Jüngstes Beispiel des öffentlichen Unmuts: Ronald Pofalla sollte das Kanzleramt verlassen und in den Aufsichtsrat des Staatskonzerns Deutsche Bahn wechseln. Bei der Bahn könnte Pofalla genauso viel verdienen wie seine Vorstandskollegen dort. Die kassieren laut Geschäftsbericht jährlich zwischen 1,3 und 1,8 Millionen Euro — das Zehnfache dessen, was Pofalla bisher verdient hat.

Karenzzeit von drei Jahren

Die Debatte hat den Bundestag erreicht.

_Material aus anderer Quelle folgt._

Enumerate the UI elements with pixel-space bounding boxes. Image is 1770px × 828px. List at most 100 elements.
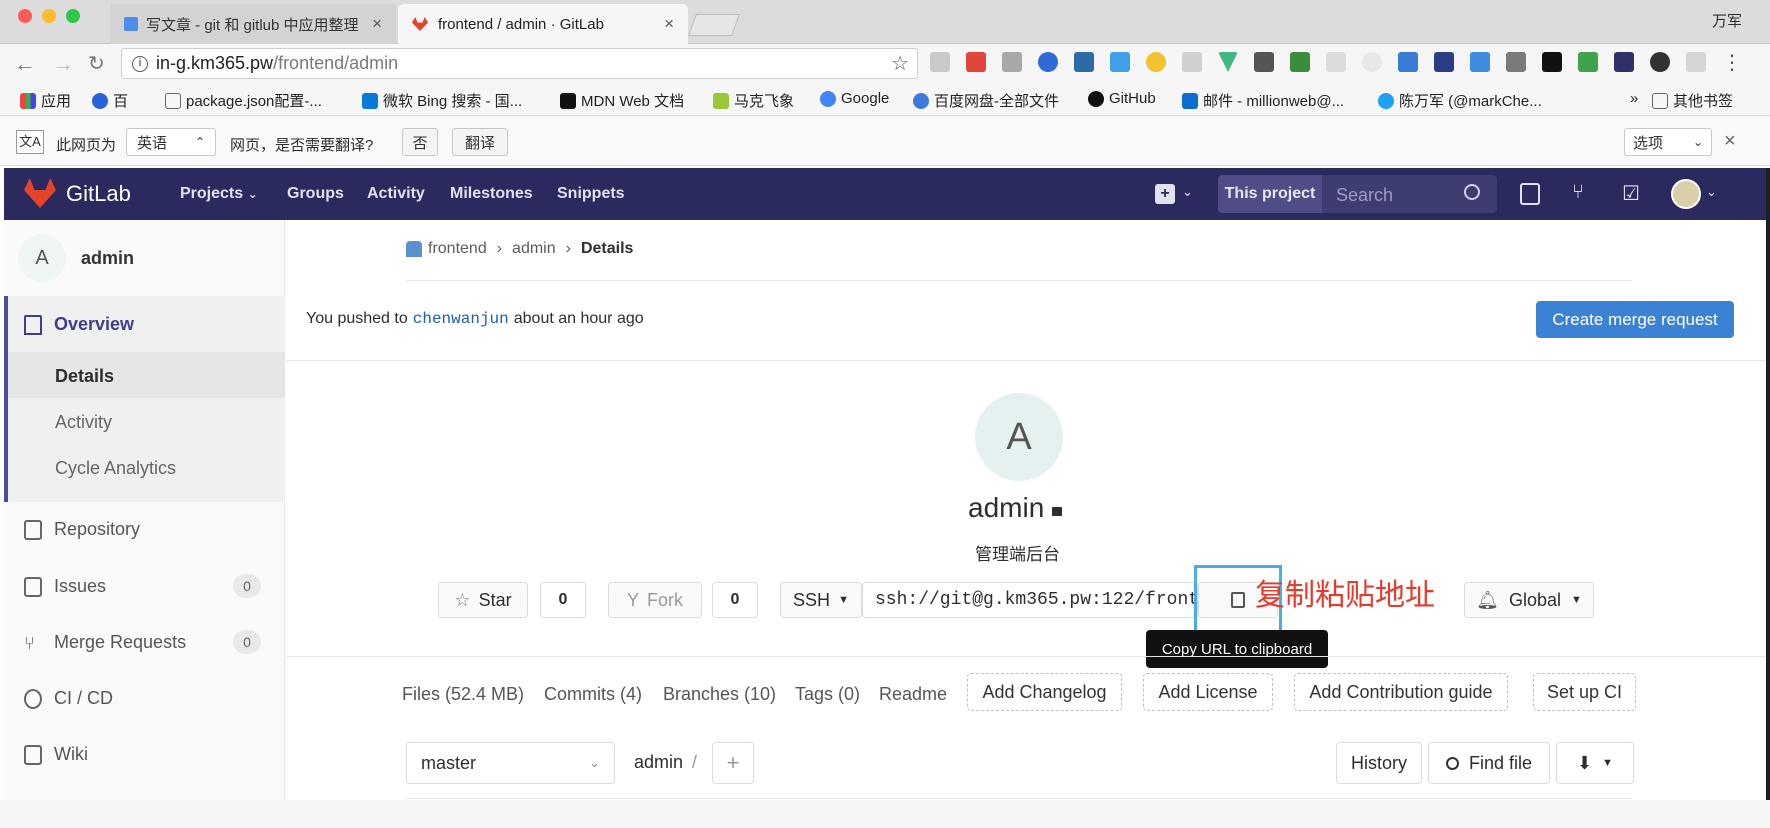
extension-icon[interactable] <box>930 52 950 72</box>
add-changelog-button[interactable]: Add Changelog <box>967 673 1122 711</box>
minimize-window-icon[interactable] <box>42 9 56 23</box>
bookmark-item[interactable]: GitHub <box>1088 90 1156 107</box>
merge-requests-icon[interactable]: ⑂ <box>1572 181 1584 204</box>
bookmark-item[interactable]: 邮件 - millionweb@... <box>1182 90 1344 111</box>
extension-icon[interactable] <box>1434 52 1454 72</box>
extension-icon[interactable] <box>1614 52 1634 72</box>
add-license-button[interactable]: Add License <box>1143 673 1273 711</box>
forward-icon[interactable]: → <box>52 51 74 77</box>
address-bar[interactable]: i in-g.km365.pw /frontend/admin ☆ <box>121 48 918 79</box>
extension-icon[interactable] <box>1470 52 1490 72</box>
extension-icon[interactable] <box>966 52 986 72</box>
sidebar-item-wiki[interactable]: Wiki <box>24 744 88 765</box>
bookmark-apps[interactable]: 应用 <box>20 90 71 111</box>
translate-no-button[interactable]: 否 <box>402 128 438 156</box>
new-tab-button[interactable] <box>687 14 741 36</box>
search-input[interactable]: Search <box>1336 185 1393 206</box>
chevron-down-icon[interactable]: ⌄ <box>1182 184 1193 200</box>
extension-icon[interactable] <box>1182 52 1202 72</box>
add-contribution-guide-button[interactable]: Add Contribution guide <box>1294 673 1508 711</box>
close-window-icon[interactable] <box>18 9 32 23</box>
bookmark-item[interactable]: Google <box>820 90 889 107</box>
bookmark-item[interactable]: MDN Web 文档 <box>560 90 684 111</box>
notification-dropdown[interactable]: 🔔︎ Global ▼ <box>1464 582 1594 618</box>
extension-icon[interactable] <box>1686 52 1706 72</box>
branch-select[interactable]: master ⌄ <box>406 742 615 784</box>
extension-icon[interactable] <box>1110 52 1130 72</box>
browser-tab-active[interactable]: frontend / admin · GitLab × <box>398 4 688 44</box>
gitlab-logo-text[interactable]: GitLab <box>66 181 131 207</box>
extension-icon[interactable] <box>1398 52 1418 72</box>
sidebar-item-ci-cd[interactable]: CI / CD <box>24 688 113 709</box>
extension-icon[interactable] <box>1146 52 1166 72</box>
browser-user[interactable]: 万军 <box>1712 10 1742 31</box>
extension-icon[interactable] <box>1254 52 1274 72</box>
sidebar-item-repository[interactable]: Repository <box>24 519 140 540</box>
sidebar-item-issues[interactable]: Issues <box>24 576 106 597</box>
fork-button[interactable]: Y Fork <box>608 582 702 618</box>
extension-icon[interactable] <box>1542 52 1562 72</box>
find-file-button[interactable]: Find file <box>1428 742 1550 784</box>
stat-tags[interactable]: Tags (0) <box>795 684 860 705</box>
add-file-button[interactable]: + <box>712 742 754 784</box>
bookmark-item[interactable]: 马克飞象 <box>713 90 794 111</box>
extension-icon[interactable] <box>1038 52 1058 72</box>
bookmark-star-icon[interactable]: ☆ <box>891 51 909 76</box>
close-tab-icon[interactable]: × <box>664 14 674 34</box>
bookmark-item[interactable]: 微软 Bing 搜索 - 国... <box>362 90 522 111</box>
repo-path[interactable]: admin <box>634 752 683 773</box>
bookmark-item[interactable]: 百 <box>92 90 128 111</box>
close-translate-icon[interactable]: × <box>1724 130 1736 153</box>
sidebar-toggle-icon[interactable] <box>1520 183 1540 205</box>
stat-commits[interactable]: Commits (4) <box>544 684 642 705</box>
maximize-window-icon[interactable] <box>66 9 80 23</box>
search-icon[interactable] <box>1464 184 1480 200</box>
bookmark-overflow-icon[interactable]: » <box>1630 90 1638 107</box>
stat-readme[interactable]: Readme <box>879 684 947 705</box>
sidebar-item-cycle-analytics[interactable]: Cycle Analytics <box>55 458 176 479</box>
stat-branches[interactable]: Branches (10) <box>663 684 776 705</box>
sidebar-item-details[interactable]: Details <box>55 366 114 387</box>
sidebar-item-merge-requests[interactable]: ⑂ Merge Requests <box>24 632 186 653</box>
extension-icon[interactable] <box>1578 52 1598 72</box>
nav-snippets[interactable]: Snippets <box>557 185 625 203</box>
sidebar-item-activity[interactable]: Activity <box>55 412 112 433</box>
bookmark-item[interactable]: 百度网盘-全部文件 <box>913 90 1059 111</box>
browser-tab[interactable]: 写文章 - git 和 gitlub 中应用整理 × <box>110 4 396 44</box>
star-count[interactable]: 0 <box>540 582 586 618</box>
set-up-ci-button[interactable]: Set up CI <box>1533 673 1636 711</box>
breadcrumb-group[interactable]: frontend <box>428 240 487 258</box>
extension-icon[interactable] <box>1362 52 1382 72</box>
fork-count[interactable]: 0 <box>712 582 758 618</box>
history-button[interactable]: History <box>1336 742 1422 784</box>
sidebar-item-overview[interactable]: Overview <box>24 314 134 335</box>
extension-icon[interactable] <box>1326 52 1346 72</box>
nav-milestones[interactable]: Milestones <box>450 185 533 203</box>
nav-activity[interactable]: Activity <box>367 185 425 203</box>
translate-yes-button[interactable]: 翻译 <box>452 128 508 156</box>
clone-url-input[interactable]: ssh://git@g.km365.pw:122/frontend/admin.… <box>862 582 1198 618</box>
extension-icon[interactable] <box>1650 52 1670 72</box>
new-plus-icon[interactable]: + <box>1155 184 1175 204</box>
nav-projects[interactable]: Projects ⌄ <box>180 185 258 203</box>
translate-options-select[interactable]: 选项 ⌄ <box>1624 128 1712 156</box>
extension-icon[interactable] <box>1002 52 1022 72</box>
extension-icon[interactable] <box>1506 52 1526 72</box>
chevron-down-icon[interactable]: ⌄ <box>1706 184 1717 200</box>
bookmark-folder-other[interactable]: 其他书签 <box>1652 90 1733 111</box>
pushed-branch-link[interactable]: chenwanjun <box>413 310 509 328</box>
create-merge-request-button[interactable]: Create merge request <box>1536 301 1734 338</box>
user-avatar[interactable] <box>1671 179 1701 209</box>
star-button[interactable]: ☆ Star <box>438 582 528 618</box>
translate-language-select[interactable]: 英语 ⌃ <box>126 128 216 156</box>
search-scope[interactable]: This project <box>1218 175 1322 213</box>
download-button[interactable]: ⬇ ▼ <box>1556 742 1634 784</box>
bookmark-folder[interactable]: package.json配置-... <box>165 90 322 111</box>
clone-protocol-dropdown[interactable]: SSH ▼ <box>780 582 862 618</box>
nav-groups[interactable]: Groups <box>287 185 344 203</box>
browser-menu-icon[interactable]: ⋮ <box>1722 50 1742 75</box>
sidebar-project-name[interactable]: admin <box>81 248 134 269</box>
project-avatar[interactable]: A <box>18 234 66 282</box>
breadcrumb-project[interactable]: admin <box>512 240 556 258</box>
stat-files[interactable]: Files (52.4 MB) <box>402 684 524 705</box>
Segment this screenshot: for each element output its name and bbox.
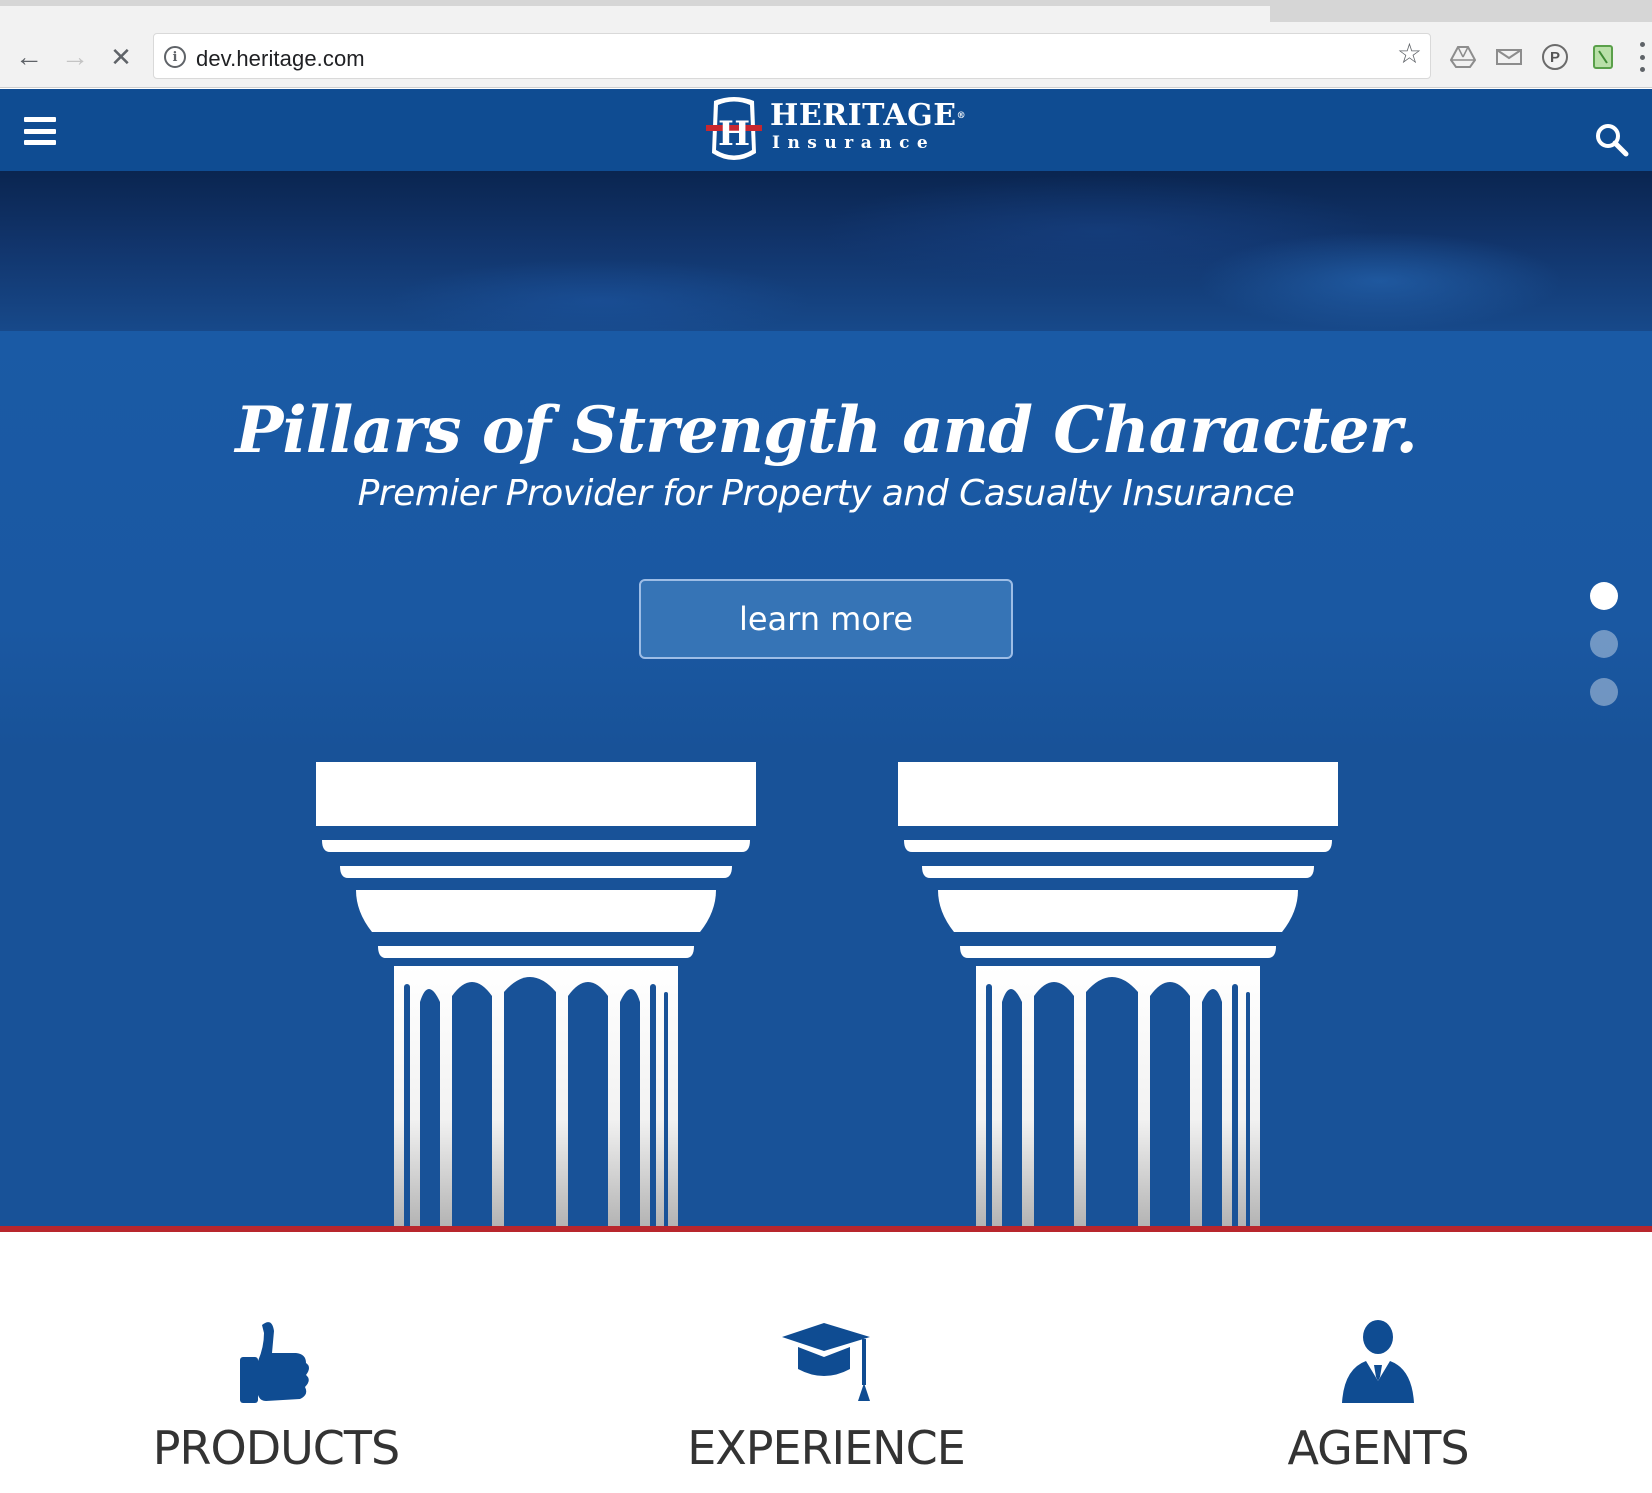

Auf Antrag von Grünen und Linken debattiert das Plenum am heutigen Donnerstag gesetzliche Übergangsfristen für Wechsel von Regierungsmitgliedern in die Wirtschaft.

Die Grünen halten eine Karenzzeit von etwa drei Jahren für nötig, in ihrem Antrag nennen sie aber keinen konkreten Zeitraum. Die Linken fordern eine gesetzliche Karenzzeitregelung, "die sich orientiert an der Dauer des Regierungsamtes, dem sich daraus ergebenden zeitlichen Anspruch auf Übergangsgeld und der ressortmäßigen Zuständigkeit".

Die große Koalition von Union und SPD ist gegen eine gesetzliche Regelung - die Fraktionen wollen es dem Kabinett überlassen, eine Selbstverpflichtung zu vereinbaren. Dabei sind Karenzzeiten von 6 bis 18 Monaten im Gespräch.

Beide Anträge sollen anschließend im Innenausschuss beraten werden. Der Bundestag befasst sich zudem am Donnerstag mit dem Jahresbericht des Wehrbeauftragten.